Par une décision du 22 juin 2022, la Cour de cassation a jugé que doit répondre de la rupture brutale des relations commerciales établies avec un partenaire, la société, ici tête du réseau franchisé Leader Price, qui a imposé cette rupture à des entités, les sociétés franchisées, nonobstant le fait qu’elles soient juridiquement distinctes d’elle dès lors que ces dernières ne disposent pas d’une autonomie de décision (Cass. Com., 22 juin 2022, 21-14.230).
La société Esnault, spécialisée dans la commercialisation de fruits et légumes, approvisionnait certains magasins exerçant sous l’enseigne Leader Price.
La société Leader Price Exploitation (LPE), appartenant au groupe Franprix Leader Price, exploite des magasins sous l’enseigne Leader Price ou en détient des participations.
Se plaignant de la rupture brutale de relations commerciales établies et après une vaine mise en demeure, la société Esnault avait assigné la société LPE devant le Tribunal de commerce de Bordeaux, sur le fondement de l’article L.442-6, I, 5° du code de commerce [1].
La société Esnault ayant été placée en redressement judiciaire puis, en liquidation judiciaire, son liquidateur est intervenu volontairement à la procédure.
Par jugement du 15 juin 2018 [2], le Tribunal de commerce de Bordeaux a considéré les relations commerciales entre les Parties non établies et déboutait le fournisseur de toutes ses demandes.

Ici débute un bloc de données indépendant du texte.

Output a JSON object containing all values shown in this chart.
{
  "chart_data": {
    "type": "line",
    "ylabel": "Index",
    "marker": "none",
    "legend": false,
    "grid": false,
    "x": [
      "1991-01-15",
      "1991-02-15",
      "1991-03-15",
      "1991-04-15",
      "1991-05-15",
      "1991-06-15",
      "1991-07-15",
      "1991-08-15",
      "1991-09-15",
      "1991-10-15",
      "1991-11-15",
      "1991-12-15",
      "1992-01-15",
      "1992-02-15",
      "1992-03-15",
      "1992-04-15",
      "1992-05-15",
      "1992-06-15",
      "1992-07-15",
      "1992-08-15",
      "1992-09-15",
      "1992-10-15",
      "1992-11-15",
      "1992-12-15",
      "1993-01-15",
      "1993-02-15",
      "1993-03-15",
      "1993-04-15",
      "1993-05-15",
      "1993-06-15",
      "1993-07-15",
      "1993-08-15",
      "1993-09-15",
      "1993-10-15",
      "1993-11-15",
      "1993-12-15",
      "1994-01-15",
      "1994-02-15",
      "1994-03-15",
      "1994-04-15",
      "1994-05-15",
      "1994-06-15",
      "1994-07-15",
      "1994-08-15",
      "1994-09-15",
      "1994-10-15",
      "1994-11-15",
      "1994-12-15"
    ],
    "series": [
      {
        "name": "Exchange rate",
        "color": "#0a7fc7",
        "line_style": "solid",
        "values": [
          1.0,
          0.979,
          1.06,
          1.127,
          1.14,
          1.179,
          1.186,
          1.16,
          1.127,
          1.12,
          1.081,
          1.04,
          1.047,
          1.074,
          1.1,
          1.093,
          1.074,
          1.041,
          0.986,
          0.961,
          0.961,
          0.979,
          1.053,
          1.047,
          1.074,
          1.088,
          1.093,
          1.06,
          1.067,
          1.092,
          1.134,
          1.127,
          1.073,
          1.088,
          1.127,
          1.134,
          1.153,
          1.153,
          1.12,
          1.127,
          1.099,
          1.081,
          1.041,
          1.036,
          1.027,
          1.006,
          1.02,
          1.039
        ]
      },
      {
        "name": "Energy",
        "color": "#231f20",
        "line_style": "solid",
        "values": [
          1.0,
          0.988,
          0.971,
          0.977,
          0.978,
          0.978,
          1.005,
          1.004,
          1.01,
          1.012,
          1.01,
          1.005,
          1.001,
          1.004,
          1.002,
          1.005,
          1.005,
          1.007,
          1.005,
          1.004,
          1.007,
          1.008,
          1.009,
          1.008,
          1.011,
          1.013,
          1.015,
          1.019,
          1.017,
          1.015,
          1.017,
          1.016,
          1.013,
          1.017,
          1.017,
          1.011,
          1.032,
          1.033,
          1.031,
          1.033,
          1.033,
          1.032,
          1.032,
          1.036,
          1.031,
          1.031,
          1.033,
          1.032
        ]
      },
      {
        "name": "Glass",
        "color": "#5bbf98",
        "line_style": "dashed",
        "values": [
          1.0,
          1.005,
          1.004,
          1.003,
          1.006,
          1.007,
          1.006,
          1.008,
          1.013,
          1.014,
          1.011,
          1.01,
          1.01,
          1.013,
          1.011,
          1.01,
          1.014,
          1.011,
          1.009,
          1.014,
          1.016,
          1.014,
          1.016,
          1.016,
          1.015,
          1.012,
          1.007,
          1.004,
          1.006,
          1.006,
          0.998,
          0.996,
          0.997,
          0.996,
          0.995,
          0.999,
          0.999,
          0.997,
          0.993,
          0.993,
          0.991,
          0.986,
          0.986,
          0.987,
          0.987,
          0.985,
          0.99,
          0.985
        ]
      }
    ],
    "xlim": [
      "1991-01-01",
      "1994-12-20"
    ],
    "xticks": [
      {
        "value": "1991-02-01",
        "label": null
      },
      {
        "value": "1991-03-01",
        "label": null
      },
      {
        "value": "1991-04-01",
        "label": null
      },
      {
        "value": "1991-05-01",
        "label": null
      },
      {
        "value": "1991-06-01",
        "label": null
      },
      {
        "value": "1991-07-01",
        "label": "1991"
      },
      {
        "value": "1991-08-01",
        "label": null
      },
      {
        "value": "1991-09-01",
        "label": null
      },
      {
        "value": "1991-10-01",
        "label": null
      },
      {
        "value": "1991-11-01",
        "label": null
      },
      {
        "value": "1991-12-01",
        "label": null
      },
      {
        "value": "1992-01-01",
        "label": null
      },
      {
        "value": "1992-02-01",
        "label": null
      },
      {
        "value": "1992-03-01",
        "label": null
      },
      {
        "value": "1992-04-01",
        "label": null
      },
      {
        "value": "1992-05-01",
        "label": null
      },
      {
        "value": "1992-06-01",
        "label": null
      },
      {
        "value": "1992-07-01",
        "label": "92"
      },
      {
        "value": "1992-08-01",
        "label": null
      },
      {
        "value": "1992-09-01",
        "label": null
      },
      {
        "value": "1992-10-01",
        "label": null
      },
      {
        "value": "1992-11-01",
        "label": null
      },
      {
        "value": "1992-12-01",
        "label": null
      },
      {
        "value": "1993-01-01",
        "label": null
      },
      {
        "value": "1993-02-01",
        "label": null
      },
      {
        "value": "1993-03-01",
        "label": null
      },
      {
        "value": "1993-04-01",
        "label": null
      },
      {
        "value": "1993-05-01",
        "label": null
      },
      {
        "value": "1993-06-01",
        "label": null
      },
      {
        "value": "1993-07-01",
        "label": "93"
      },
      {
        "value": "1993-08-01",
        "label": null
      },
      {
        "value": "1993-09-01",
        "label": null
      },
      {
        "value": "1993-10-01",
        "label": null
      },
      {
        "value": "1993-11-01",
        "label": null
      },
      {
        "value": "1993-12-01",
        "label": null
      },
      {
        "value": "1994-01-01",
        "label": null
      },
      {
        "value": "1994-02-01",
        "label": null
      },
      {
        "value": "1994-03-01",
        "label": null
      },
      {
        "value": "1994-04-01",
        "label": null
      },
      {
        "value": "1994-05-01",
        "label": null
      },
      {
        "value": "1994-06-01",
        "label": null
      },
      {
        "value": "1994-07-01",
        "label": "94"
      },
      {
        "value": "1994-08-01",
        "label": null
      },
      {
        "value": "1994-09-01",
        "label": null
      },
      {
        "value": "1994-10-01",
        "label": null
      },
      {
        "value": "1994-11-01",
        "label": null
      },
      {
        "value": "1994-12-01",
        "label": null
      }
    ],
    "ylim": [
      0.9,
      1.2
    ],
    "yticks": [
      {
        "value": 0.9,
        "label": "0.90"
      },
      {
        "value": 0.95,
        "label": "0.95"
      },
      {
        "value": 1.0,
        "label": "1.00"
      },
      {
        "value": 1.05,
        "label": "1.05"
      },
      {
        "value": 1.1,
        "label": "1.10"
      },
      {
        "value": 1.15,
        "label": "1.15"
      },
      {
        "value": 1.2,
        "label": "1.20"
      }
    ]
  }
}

Après avoir interjeté appel du jugement rendu, le liquidateur de la société Esnault a appelé en intervention forcée une autre société du groupe, la société Distribution Leader Price (DLP), pour avoir imposé cette rupture à ses franchisés et établissements sous licence qui, bien que juridiquement distincts d’elle, n’étaient pas autonomes à son égard dans la décision de rompre ces relations.
Par un arrêt rendu le 13 janvier 2021 [3], la Cour d’appel de Paris rejetait la demande en intervention forcée du liquidateur judiciaire, retenant que les magasins concernés par le litige étaient exploités, au moment de la rupture, par des sociétés différentes pourvues de personnalités juridiques autonomes et distinctes de la société LPE (franchise et/ou concession), de sorte que ces entités autonomes et indépendantes étaient personnellement responsables de la rupture brutale des relations commerciales établies commises au préjudice de la société Esnault, à l’exclusion de la société DLP.
Pour la Cour de cassation, qui considère que la circonstance selon laquelle les établissements en cause aient eu une personnalité juridique distincte de celle de la société qui a rompu la relation commerciale, n’excluait pas que cette dernière ait à répondre d’une rupture des relations commerciales qu’elle leur aurait, de fait, imposée.
Dans cette configuration, il revenait alors à la Cour d’appel, saisie d’un litige relatif à la rupture brutale des relations commerciales établies concernant un ensemble de sociétés, de rechercher « si ces sociétés disposaient, quel que soit leur statut, d’une autonomie de décision quant au choix de leurs fournisseurs et, le cas échéant, la poursuite de leur relation commerciale avec ceux-ci ».
Cette décision appelle donc à la prudence pour les têtes de réseau en cas de déréférencement de fournisseurs.